SOL End-of-Course: Science

High school end-of-course science assessments, including Biology, Chemistry, and Earth Science.

When given:
end-of-course
Frequency:
by course completion
Official source
Common Questions
  • What does ninth grade science actually cover this year?

    Students work through a full science course, usually biology, with units on cells, genetics, evolution, and ecosystems. Some take physics, chemistry, or earth science instead. Across all of them, students spend real time designing experiments, collecting data, and writing up what they found.

  • How can a parent help with science homework without remembering all of it?

    Ask students to explain the diagram or vocabulary word out loud in their own words. If they cannot, that is the spot to reread. For lab write-ups, ask what the question was, what they measured, and what the numbers showed. Those three questions cover most of the grade.

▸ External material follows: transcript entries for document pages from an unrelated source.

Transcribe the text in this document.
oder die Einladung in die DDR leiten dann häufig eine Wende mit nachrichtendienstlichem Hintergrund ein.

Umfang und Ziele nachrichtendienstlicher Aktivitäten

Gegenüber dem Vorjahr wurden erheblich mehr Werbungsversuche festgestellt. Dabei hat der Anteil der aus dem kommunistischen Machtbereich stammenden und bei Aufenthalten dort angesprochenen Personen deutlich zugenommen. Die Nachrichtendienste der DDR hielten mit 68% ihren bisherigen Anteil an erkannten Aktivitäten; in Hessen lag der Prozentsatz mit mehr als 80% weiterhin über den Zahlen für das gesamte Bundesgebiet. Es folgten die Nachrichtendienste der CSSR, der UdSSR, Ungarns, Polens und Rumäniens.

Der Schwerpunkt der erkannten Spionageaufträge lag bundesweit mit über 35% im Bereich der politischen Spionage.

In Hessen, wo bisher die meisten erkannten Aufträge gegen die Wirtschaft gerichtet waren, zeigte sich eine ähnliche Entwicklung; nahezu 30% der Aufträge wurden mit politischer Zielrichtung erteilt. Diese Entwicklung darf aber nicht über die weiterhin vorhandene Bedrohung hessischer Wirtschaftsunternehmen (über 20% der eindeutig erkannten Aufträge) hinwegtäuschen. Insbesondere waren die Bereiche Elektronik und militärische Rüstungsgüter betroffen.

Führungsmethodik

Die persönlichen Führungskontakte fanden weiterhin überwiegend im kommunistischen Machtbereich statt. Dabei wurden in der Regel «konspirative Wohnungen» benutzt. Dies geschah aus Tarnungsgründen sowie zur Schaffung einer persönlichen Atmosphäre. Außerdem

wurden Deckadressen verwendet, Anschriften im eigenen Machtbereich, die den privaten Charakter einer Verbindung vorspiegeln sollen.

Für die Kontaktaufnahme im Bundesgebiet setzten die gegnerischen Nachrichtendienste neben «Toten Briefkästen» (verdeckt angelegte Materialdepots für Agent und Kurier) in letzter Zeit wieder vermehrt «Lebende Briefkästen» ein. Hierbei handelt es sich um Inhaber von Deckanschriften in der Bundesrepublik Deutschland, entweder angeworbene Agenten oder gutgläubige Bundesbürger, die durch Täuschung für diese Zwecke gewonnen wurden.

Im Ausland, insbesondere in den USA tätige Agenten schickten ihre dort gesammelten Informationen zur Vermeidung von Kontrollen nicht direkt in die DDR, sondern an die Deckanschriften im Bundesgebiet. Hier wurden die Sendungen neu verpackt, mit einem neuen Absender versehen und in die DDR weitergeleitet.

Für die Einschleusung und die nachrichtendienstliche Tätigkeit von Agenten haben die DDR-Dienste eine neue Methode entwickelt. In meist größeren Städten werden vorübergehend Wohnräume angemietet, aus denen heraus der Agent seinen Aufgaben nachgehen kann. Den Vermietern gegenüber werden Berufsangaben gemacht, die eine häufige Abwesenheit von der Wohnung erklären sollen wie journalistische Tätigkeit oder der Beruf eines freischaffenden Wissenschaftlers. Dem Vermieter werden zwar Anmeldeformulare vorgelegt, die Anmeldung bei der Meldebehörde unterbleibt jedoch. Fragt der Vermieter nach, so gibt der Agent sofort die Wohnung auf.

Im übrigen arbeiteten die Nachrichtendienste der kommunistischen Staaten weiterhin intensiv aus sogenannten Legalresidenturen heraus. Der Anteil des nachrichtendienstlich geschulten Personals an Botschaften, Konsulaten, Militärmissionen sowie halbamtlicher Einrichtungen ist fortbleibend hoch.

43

  • How should lab skills be sequenced across the year?

    Build lab habits early with short, low-stakes investigations before content gets heavy. Start with measurement, data tables, and graphs in the first weeks. Add hypothesis writing and variable control by the end of the first quarter so students can run real investigations during the bigger units.

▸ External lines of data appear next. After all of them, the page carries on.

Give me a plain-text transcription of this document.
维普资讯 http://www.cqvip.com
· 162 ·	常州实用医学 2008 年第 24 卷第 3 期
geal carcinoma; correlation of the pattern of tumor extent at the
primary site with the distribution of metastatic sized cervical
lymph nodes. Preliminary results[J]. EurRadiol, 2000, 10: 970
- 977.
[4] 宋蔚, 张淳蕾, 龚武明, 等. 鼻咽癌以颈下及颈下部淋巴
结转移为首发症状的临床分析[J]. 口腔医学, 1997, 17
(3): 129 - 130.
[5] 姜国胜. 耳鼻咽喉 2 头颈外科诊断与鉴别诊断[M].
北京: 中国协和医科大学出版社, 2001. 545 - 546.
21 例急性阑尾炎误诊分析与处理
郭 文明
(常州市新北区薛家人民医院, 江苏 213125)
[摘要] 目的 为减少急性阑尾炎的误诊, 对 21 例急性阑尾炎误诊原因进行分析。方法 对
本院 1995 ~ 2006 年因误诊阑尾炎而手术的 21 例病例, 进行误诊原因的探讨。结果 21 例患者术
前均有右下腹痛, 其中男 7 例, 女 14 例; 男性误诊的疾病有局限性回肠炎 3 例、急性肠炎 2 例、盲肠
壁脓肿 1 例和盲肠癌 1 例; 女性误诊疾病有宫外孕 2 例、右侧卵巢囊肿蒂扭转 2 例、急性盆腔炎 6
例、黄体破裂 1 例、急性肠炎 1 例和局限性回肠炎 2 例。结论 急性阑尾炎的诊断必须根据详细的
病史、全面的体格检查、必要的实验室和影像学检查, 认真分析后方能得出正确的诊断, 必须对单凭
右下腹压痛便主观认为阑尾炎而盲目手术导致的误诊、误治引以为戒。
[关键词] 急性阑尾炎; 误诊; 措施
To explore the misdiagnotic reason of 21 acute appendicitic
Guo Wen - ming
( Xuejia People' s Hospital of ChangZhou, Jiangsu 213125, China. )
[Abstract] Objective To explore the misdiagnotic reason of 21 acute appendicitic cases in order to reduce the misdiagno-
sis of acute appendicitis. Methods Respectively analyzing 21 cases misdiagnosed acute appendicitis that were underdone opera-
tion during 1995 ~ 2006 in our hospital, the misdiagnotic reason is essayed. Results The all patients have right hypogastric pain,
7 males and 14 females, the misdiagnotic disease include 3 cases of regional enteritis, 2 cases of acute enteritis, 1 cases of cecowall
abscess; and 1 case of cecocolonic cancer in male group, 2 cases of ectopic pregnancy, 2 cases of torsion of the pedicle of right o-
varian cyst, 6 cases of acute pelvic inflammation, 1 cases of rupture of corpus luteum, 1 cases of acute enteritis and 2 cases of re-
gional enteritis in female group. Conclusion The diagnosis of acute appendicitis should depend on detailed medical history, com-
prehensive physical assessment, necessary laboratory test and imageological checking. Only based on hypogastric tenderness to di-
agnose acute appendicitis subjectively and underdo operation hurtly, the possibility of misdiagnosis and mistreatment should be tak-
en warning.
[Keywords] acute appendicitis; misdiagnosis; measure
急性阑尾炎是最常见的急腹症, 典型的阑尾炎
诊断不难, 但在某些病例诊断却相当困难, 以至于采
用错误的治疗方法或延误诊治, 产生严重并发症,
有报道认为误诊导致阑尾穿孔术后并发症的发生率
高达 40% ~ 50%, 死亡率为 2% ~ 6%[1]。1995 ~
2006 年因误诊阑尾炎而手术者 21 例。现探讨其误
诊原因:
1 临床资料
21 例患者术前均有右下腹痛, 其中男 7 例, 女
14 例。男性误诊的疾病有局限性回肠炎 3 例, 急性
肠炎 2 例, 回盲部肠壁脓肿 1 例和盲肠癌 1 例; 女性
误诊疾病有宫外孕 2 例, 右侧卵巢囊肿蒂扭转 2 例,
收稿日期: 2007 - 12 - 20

  • What does mastery look like by the end of the year?

    Students can read a science article and tell what claim it makes and what evidence backs it. They can plan a simple experiment with a clear variable, graph the results, and write a conclusion that points to the data. They use the vocabulary of the course without sounding like a textbook.

  • Does a student need to memorize every term and structure?

    Some memorization helps, especially for cell parts, the periodic table basics, or motion equations. But tests at this level lean on applying ideas, not reciting them. Flashcards are useful for ten minutes a night, not an hour.

  • Which topics usually need the most reteaching?

    Graph interpretation, controlling variables, and the difference between a hypothesis, theory, and law come up again and again. In biology, protein synthesis and meiosis are the classic stumbling blocks. In physics, students struggle with vectors and with reading motion graphs.

  • What can be done at home in ten minutes to support science?

    Watch a short video on the current unit together and have the student narrate what is happening. Or pull up a graph from the news, a weather map, a sports stat, a household bill, and ask what it shows. Reading graphs is half of high school science.

  • How do I know a student is ready for the next science course?

    Look for students who can run an investigation with limited prompting and defend a conclusion using their data. They should be comfortable with basic algebra inside a science problem and able to read a multi-paragraph science text. If those three are in place, the next course is within reach.